Sunday, October 24, 2004

Self-Editing for Fiction Writers

Self-Editing for Fiction Writers
by Renni Browne, Dave King

It was June. I had three chapters to rewrite, a synopsis to do and I panicked.

I knew my first chapter wasn’t strong enough, but I didn’t know why.

I knew all three of my chapters weren’t clear enough, precise enough, to set the tone for the story I had in my head.

And I knew my head was black and blue from banging it against the wall.

Though it should seem obvious as to why I happened to read SELF-EDITING FOR FICTION WRITERS (SEFW) while strategizing and then rewriting, it wasn’t. Maybe on some sub-conscious level, sure. But I wasn’t operating on all cylinders at the time (though there was that brief shining moment for two weeks at the end of July/beginning of August when my teen was out of town), thanks to a rather large black cloud that’s hung over my home this entire year.

No, it was really just luck that had me pick this book as the first to read in my contract series for the semester.

And yes, Mary Ann, there really is a Santa Claus.

No book has all the answers when it comes to writing (or anything else for that matter), but SEFW certainly comes close. Concepts that I had been hearing about for months, such as Show, Don’t Tell and RUE, otherwise known as Refuse the Urge to Explain, became suddenly clear and comprehensible thanks to the copious examples and explanations in this book.

Though the entire book was of value, I would have to say that the very first chapter was where everything, and I do mean everything, became clear. The authors take a passage from The Great Gatsby and run it through various drafts to exemplify the value of showing the intricacies of character and plot versus telling them. The first version is an almost synopsis like ‘telling’ of a dialogue scene between guests at a dinner party of Gatsby’s where the reader is first learning about the great enigma that is Gatsby, their host. We are told that Gatsby is an enigma. We are told that there are several guests that each have different theories about him. And we are told that each guest believes his or her theory to be the answer.

In version two, which is actually F. Scott Fitzgerald’s version, we’re shown all the above through a conversation surrounding the host’s quickness to replace an expensive dress of a guest who’d accidentally torn it while gallivanting around at another of his parties. We’re also shown that there is a mysterious element to Gatsby – no one knows where he was during the war or where he came from.

All this through dialogue. Not only was it plainly evident how much more entertaining it is to show versus tell, but by showing, the reader is pulled in and becomes a character. The story is revealed to them as it happens.
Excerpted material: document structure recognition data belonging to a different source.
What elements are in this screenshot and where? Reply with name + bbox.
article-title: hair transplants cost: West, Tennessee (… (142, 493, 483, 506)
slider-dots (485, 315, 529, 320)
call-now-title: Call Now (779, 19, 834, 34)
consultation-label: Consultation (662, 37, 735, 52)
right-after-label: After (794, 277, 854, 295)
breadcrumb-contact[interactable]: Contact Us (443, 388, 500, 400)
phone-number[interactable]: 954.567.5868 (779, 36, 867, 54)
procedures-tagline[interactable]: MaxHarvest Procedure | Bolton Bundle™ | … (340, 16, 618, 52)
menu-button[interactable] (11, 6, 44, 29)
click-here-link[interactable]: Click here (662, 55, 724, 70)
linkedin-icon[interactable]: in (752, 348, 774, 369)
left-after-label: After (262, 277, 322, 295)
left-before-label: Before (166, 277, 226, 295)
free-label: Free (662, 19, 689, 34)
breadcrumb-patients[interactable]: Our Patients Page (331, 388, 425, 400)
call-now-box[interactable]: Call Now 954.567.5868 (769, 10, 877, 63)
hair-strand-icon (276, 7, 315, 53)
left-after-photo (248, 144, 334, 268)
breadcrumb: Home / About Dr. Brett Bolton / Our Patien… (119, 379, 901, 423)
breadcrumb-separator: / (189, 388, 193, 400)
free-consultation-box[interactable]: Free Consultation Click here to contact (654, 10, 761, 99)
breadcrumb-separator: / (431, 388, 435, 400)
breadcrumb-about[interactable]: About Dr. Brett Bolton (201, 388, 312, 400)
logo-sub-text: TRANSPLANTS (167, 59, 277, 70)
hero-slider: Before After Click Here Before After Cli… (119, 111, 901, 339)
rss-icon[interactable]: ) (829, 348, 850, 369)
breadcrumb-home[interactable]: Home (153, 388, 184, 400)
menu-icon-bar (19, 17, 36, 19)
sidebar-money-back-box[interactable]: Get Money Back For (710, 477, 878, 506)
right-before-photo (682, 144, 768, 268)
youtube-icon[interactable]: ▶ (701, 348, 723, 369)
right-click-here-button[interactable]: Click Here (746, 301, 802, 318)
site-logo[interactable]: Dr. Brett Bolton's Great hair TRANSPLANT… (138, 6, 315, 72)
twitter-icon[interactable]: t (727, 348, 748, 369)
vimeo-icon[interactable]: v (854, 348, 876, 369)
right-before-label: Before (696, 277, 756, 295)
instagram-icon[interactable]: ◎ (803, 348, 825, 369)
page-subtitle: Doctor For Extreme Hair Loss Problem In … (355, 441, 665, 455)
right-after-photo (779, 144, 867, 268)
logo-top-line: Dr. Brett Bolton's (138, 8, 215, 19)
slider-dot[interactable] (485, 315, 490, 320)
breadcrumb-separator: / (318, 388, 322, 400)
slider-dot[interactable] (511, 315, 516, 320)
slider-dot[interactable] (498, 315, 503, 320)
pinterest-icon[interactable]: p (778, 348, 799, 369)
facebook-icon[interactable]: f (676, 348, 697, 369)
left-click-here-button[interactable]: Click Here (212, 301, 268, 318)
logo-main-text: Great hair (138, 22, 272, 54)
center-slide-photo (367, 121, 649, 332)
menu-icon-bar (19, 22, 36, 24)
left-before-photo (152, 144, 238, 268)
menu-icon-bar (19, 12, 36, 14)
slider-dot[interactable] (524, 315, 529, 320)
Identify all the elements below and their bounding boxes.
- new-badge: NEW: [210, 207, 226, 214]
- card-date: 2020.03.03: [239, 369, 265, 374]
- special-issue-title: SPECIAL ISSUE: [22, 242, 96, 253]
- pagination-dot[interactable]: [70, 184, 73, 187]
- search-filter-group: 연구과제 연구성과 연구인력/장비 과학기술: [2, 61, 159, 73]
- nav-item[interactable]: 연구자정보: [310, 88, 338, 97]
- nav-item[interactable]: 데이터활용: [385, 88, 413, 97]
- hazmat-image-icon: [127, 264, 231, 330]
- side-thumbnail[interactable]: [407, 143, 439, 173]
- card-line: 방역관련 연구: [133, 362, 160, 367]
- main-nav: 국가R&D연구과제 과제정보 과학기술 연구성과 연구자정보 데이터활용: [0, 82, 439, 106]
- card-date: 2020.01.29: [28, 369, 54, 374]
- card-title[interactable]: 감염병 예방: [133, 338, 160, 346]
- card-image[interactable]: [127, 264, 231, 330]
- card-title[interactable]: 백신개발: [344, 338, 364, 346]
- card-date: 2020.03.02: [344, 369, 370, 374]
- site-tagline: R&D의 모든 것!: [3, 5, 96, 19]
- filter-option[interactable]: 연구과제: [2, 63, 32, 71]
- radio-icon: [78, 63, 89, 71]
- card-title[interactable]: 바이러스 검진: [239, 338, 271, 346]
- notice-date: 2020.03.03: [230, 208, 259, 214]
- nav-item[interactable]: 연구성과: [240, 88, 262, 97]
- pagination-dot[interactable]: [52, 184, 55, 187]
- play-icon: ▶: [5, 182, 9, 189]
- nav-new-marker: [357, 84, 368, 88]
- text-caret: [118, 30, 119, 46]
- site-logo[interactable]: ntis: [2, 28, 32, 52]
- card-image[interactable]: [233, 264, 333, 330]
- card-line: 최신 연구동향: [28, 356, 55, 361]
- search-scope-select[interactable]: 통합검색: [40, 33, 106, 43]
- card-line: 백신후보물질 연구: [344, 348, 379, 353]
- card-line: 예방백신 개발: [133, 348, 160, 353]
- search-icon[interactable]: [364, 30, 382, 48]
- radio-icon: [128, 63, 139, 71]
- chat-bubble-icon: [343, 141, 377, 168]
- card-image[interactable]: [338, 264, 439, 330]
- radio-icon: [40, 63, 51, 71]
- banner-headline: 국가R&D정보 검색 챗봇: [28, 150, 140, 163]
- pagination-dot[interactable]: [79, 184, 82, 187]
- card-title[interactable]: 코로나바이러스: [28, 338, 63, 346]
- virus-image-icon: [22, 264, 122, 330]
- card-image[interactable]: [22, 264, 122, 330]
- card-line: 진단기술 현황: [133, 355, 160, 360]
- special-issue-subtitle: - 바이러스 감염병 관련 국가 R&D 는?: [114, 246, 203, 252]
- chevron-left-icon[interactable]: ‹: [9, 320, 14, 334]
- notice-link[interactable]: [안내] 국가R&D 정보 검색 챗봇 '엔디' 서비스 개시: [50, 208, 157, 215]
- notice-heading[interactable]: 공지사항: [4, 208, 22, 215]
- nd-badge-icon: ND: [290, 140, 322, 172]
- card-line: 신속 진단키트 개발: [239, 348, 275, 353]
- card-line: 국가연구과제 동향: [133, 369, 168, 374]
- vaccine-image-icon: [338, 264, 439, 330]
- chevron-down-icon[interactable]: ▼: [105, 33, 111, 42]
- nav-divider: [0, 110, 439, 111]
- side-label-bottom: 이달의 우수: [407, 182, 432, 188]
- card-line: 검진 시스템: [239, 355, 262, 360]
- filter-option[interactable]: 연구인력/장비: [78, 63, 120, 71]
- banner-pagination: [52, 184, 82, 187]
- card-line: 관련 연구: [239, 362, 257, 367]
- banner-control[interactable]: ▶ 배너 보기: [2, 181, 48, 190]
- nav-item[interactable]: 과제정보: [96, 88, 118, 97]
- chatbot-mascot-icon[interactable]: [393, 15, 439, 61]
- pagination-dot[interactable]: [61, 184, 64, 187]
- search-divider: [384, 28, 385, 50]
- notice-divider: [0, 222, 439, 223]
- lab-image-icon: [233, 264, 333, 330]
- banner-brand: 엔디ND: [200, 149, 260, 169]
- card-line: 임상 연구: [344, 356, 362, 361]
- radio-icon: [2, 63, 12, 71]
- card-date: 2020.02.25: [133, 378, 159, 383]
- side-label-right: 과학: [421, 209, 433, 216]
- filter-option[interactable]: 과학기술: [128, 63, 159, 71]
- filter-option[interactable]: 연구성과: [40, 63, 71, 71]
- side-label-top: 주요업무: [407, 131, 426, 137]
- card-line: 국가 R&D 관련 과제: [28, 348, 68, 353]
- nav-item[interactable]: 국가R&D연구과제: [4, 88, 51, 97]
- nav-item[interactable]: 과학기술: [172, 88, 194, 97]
I read that chapter and immediately tore my own pages apart. And most importantly, I realized that having Kate ‘talk’ about her failed Mars mission wasn’t half the fun that ‘showing’ her failed Mars mission would be.

And so my new chapter one was born.

Another vital trick I picked up – that really carries across several of the key issues that Browne and King discuss in SEFW, was to write the narrative, even though it was in the 3rd person, with the flavor and personality of that individual’s POV. This has been fairly easy to do for Kate – and it’s another reason her scenes are so strong. Jon and Burke have definitely been tougher because I don’t really know them yet. But I believe as I continue to work on the story, that’s going to come out. The experiment I recently did with Jon’s relapse into a semi-autistic state was very insightful for me as a writer. Getting across that overload of sensory input, confusement as to what is right and what is wrong, added a definitive ‘flavor’ to his POV.
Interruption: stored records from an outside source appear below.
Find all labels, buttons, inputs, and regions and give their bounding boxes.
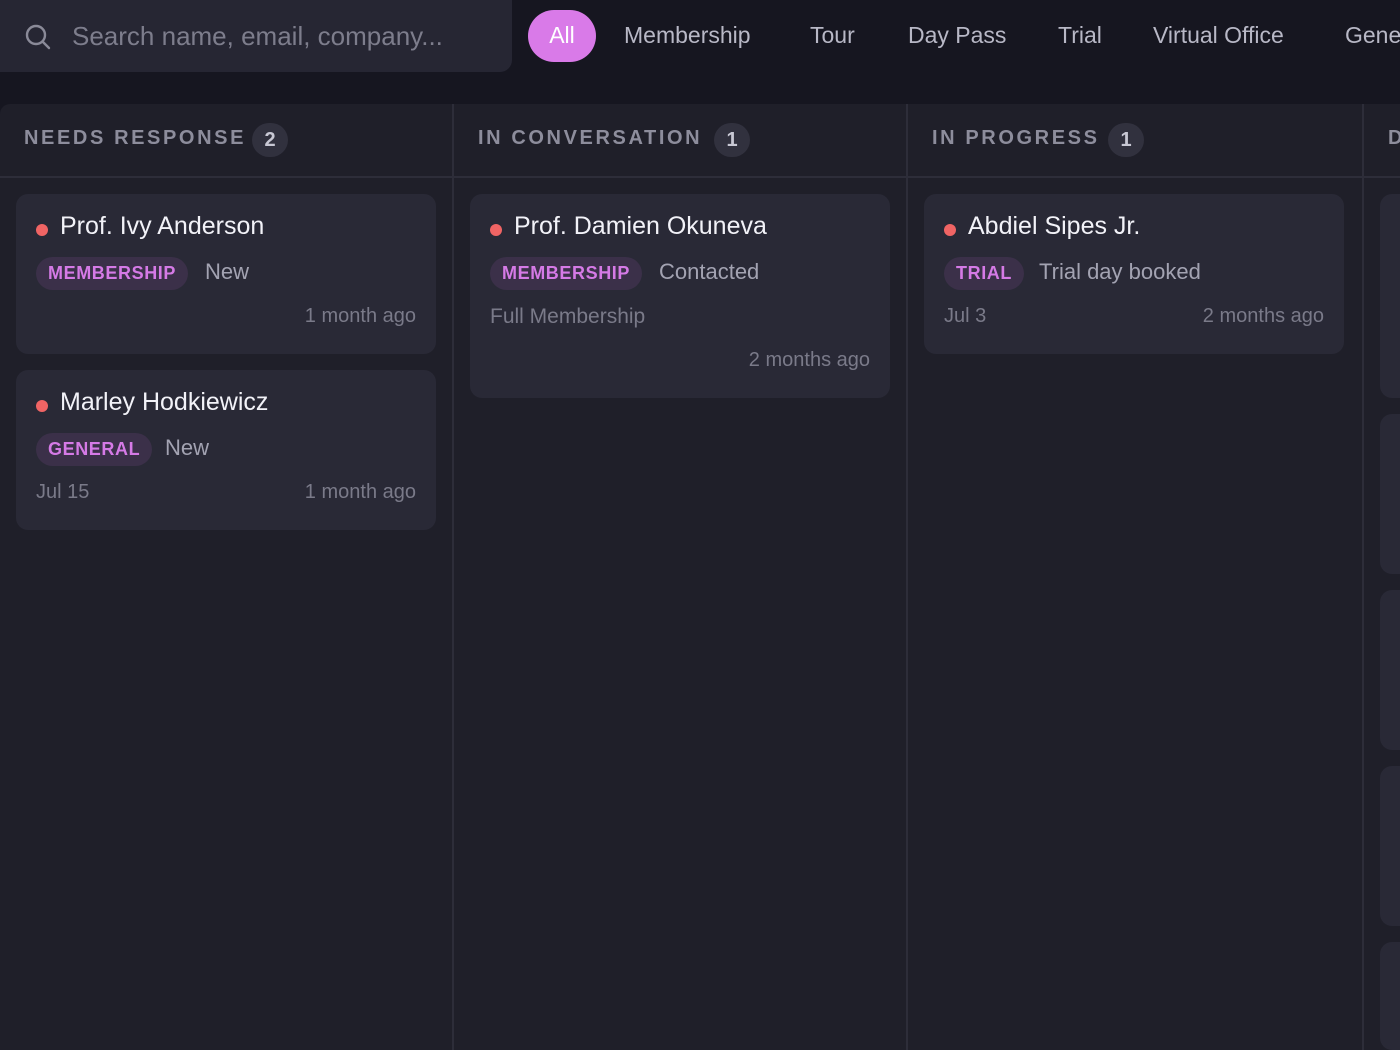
lead-card[interactable] (1380, 590, 1400, 750)
column-needs-response: NEEDS RESPONSE 2 Prof. Ivy Anderson MEMB… (0, 104, 454, 1050)
filter-tabs: All Membership Tour Day Pass Trial Virtu… (528, 10, 1400, 62)
column-count-badge: 1 (1108, 123, 1144, 157)
column-in-progress: IN PROGRESS 1 Abdiel Sipes Jr. TRIAL Tri… (908, 104, 1364, 1050)
lead-date: Jul 15 (36, 481, 90, 503)
lead-card[interactable]: Prof. Damien Okuneva MEMBERSHIP Contacte… (470, 194, 890, 398)
lead-status: New (165, 435, 210, 460)
column-header: NEEDS RESPONSE 2 (0, 104, 452, 178)
lead-card[interactable]: Prof. Ivy Anderson MEMBERSHIP New 1 mont… (16, 194, 436, 354)
lead-card[interactable] (1380, 194, 1400, 398)
lead-type-tag: TRIAL (944, 257, 1024, 290)
lead-card[interactable]: Abdiel Sipes Jr. TRIAL Trial day booked … (924, 194, 1344, 354)
filter-tour[interactable]: Tour (810, 10, 855, 62)
column-count-badge: 2 (252, 123, 288, 157)
unread-dot (490, 224, 502, 236)
search-box[interactable] (0, 0, 512, 72)
lead-type-tag: MEMBERSHIP (36, 257, 189, 290)
lead-type-tag: GENERAL (36, 433, 153, 466)
filter-day-pass[interactable]: Day Pass (908, 10, 1006, 62)
column-header: IN CONVERSATION 1 (454, 104, 906, 178)
column-count-badge: 1 (714, 123, 750, 157)
lead-name: Marley Hodkiewicz (60, 388, 269, 416)
lead-type-tag: MEMBERSHIP (490, 257, 643, 290)
search-icon (25, 24, 51, 50)
lead-age: 2 months ago (1202, 305, 1324, 327)
lead-name: Abdiel Sipes Jr. (968, 212, 1141, 240)
unread-dot (36, 224, 48, 236)
lead-card[interactable] (1380, 942, 1400, 1050)
lead-age: 2 months ago (748, 349, 870, 371)
filter-membership[interactable]: Membership (624, 10, 751, 62)
column-header: IN PROGRESS 1 (908, 104, 1362, 178)
lead-card[interactable] (1380, 414, 1400, 574)
kanban-board: NEEDS RESPONSE 2 Prof. Ivy Anderson MEMB… (0, 104, 1400, 1050)
column-title: D (1388, 127, 1400, 149)
lead-status: Contacted (659, 259, 760, 284)
column-title: IN CONVERSATION (478, 127, 703, 149)
lead-name: Prof. Ivy Anderson (60, 212, 265, 240)
unread-dot (944, 224, 956, 236)
lead-date: Jul 3 (944, 305, 987, 327)
unread-dot (36, 400, 48, 412)
column-title: IN PROGRESS (932, 127, 1100, 149)
lead-status: New (205, 259, 250, 284)
column-in-conversation: IN CONVERSATION 1 Prof. Damien Okuneva M… (454, 104, 908, 1050)
lead-card[interactable] (1380, 766, 1400, 926)
filter-all[interactable]: All (528, 10, 596, 62)
lead-age: 1 month ago (304, 481, 416, 503)
filter-trial[interactable]: Trial (1058, 10, 1102, 62)
lead-age: 1 month ago (304, 305, 416, 327)
lead-status: Trial day booked (1039, 259, 1201, 284)
lead-name: Prof. Damien Okuneva (514, 212, 767, 240)
lead-note: Full Membership (490, 305, 646, 328)
column-header: D (1364, 104, 1400, 178)
filter-virtual-office[interactable]: Virtual Office (1153, 10, 1284, 62)
lead-card[interactable]: Marley Hodkiewicz GENERAL New Jul 15 1 m… (16, 370, 436, 530)
filter-general[interactable]: Gene (1345, 10, 1400, 62)
column-title: NEEDS RESPONSE (24, 127, 247, 149)
top-bar: All Membership Tour Day Pass Trial Virtu… (0, 0, 1400, 104)
search-input[interactable] (72, 14, 492, 58)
One area that I continue to struggle with, even with the help of SEFW, is ‘beats’. In the prose world, beats means pauses – using a bit of business, a physical movement or action interspersed throughout the dialogue to vary the rhythm of a scene and to help the reader absorb the implications of the dialogue. Of course, it’s also to make the scene more visual.

Firstly, I’m so incredibly prone – as it’s been pointed out repeatedly – to head movements that I must admit that even with this book, I still have a great deal to learn about how to use action and body language. Having written for television and stage, I was always trained to work with the actors, to find natural movements that their sub-consciousness wanted to do. It always made blocking easy and I didn’t have to worry about including the directions in the writing. In fact, that’s considered offensive by most actors.

But as a writer, I am the actors. Yikes.

The other challenge for me with the term “beats” is that having worked in TV/Film for so long – the word has a very different meaning in the visual medium. Beats in TV/film writing actually mean scenes or key moments that move the story forward. Twenty some odd years of using a term that way is a hard habit to break.

And in fact, since I created a 4 page ‘beat’ sheet for Critical Past before writing the synopsis – I don’t think I’ll ever break that habit.

NOTE TO SHU POSSIBLY: A workshop on physical action descriptives aka body language could be a good thing.

Still, I am very grateful for this book. It concretized the whirlpool of concepts and instinctual ideas running through my brain on what really works best in fiction. And although my ‘re-read before re-write’ pile is building, I’m going to have to include this on the list. SELF-EDITING FOR FICTION WRITERS is a port in the storm of my struggles for lucidity as I try to tell a very big story.